Technically, this year the conference is known as the APS Global Physics Summit rather than the March Meeting, but I'm keeping my blog post titles consistent with previous years. Over 14,000 physicists have descended upon Anaheim, and there are parallel events in more than a dozen countries around the world as well.
Late this afternoon I attended an APS town hall session about "Protecting Science". There were brief remarks by APS President John Doyle, APS CEO Jonathan Bagger, and APS External Affairs Officer Francis "Slake" Slakey, followed by an audience Q&A. It was a solid event attended by about 300 people in person and more online, as the society tries to thread its way through some very challenging times for science and scholarship in the US. Main take-aways from the intro remarks:
- The mission and values of the APS have not changed.
- Paraphrasing: We must explain to the public and officials the wonder of science and the economic impact of what we do. Discovery and application reinforce each other, and this dynamic is what drives progress. We need the public to hear this. We need Congress to hear this. We need the executive branch and its advisors to hear this. APS needs to promote physics, and physicists need to tell the truth, even when uncomfortable. The truth is our currency with the public. It is our superpower. APS is not a blue or red state organization; it's an organization that champions physics.
- Slake thanked and asked the audience to stand and thank the many federal science agency employees who are feeling dispirited and unsupported. "You are part of this community and no federal disruption is going to change that."
- Slake also mentioned that the critical short-term issue is the upcoming budget.
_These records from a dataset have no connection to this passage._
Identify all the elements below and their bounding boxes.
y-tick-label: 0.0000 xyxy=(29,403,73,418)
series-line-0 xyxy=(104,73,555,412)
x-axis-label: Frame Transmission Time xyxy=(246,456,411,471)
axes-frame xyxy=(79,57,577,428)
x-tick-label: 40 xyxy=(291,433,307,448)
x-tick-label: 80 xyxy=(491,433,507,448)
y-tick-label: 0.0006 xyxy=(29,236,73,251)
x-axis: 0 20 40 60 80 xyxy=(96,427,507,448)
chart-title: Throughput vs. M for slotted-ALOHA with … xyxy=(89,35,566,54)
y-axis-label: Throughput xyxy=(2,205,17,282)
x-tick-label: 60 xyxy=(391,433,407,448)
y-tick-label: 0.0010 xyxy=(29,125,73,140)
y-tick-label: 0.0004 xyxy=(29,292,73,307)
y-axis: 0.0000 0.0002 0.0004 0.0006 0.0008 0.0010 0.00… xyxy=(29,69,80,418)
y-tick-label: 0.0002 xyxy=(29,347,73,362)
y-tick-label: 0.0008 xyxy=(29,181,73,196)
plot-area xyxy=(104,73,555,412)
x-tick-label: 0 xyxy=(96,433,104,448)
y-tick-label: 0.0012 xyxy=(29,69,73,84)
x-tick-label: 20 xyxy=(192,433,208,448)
The White House will announce its version in April, and the APS is pursuing a 50-state coordinated approach to have people speak to their congressional delegations in their states and districts, to explain what the harm and true costs are if the science agency budgets are slashed. They are targeting certain key states in particular (Alaska, Kansas, Indiana, Pennsylvania, Maine, South Dakota were mentioned).
- APS is continuing its support for bridge and mentorship programs, as well as the STEP-UP program; see here. These programs are open to all.
6 comments:
How do you like the combined March/April meeting vs the old format? Do you know why they made the change?
Because bigger is better? It's America baby!
No, their argument was something like cross fertilization between March and April meetings. But this is not happening with the April meetings in the Marriott and March in the convention center...
If there's one complaint I've heard before about the March meeting, it's that it's getting too big. And now they made it 40% bigger even ..
This is the 125th anniversary of the society, and it's the international year of quantum, so I think that was the proximal cause. I agree that the meeting is in general too big and unwieldy - that was certainly a concern 6 years ago when I was a DCMP member-at-large. The fact that all future meetings seem to be joint now was a surprise to me. Any of my readers have any insights on this?
My understanding is that they'll evaluate after this meeting, but that up to 2028 is set to be joint (planning/booking is of course far ahead).
Do give feedback/your opinion to the APS (soon after this week).
My students and I chose not to attend this year because it was going to be too big. They've now seen both smallish workshopy conferences (100-500 people) and the March Meeting and strongly prefer the smaller ones. There's definitely value in attending the March Meeting and I don't want to abandon it, but I think APS is making a huge mistake by going even bigger.
I guess the point of mixing March and April is to encourage cross-fertilization and discussion between various subfields of physics. But as a commenter pointed out, having all the March talks in one section and all the April talks in another kind of defeats that purpose. If you are going to segregate the communities anyways, might as well keep the meetings separate.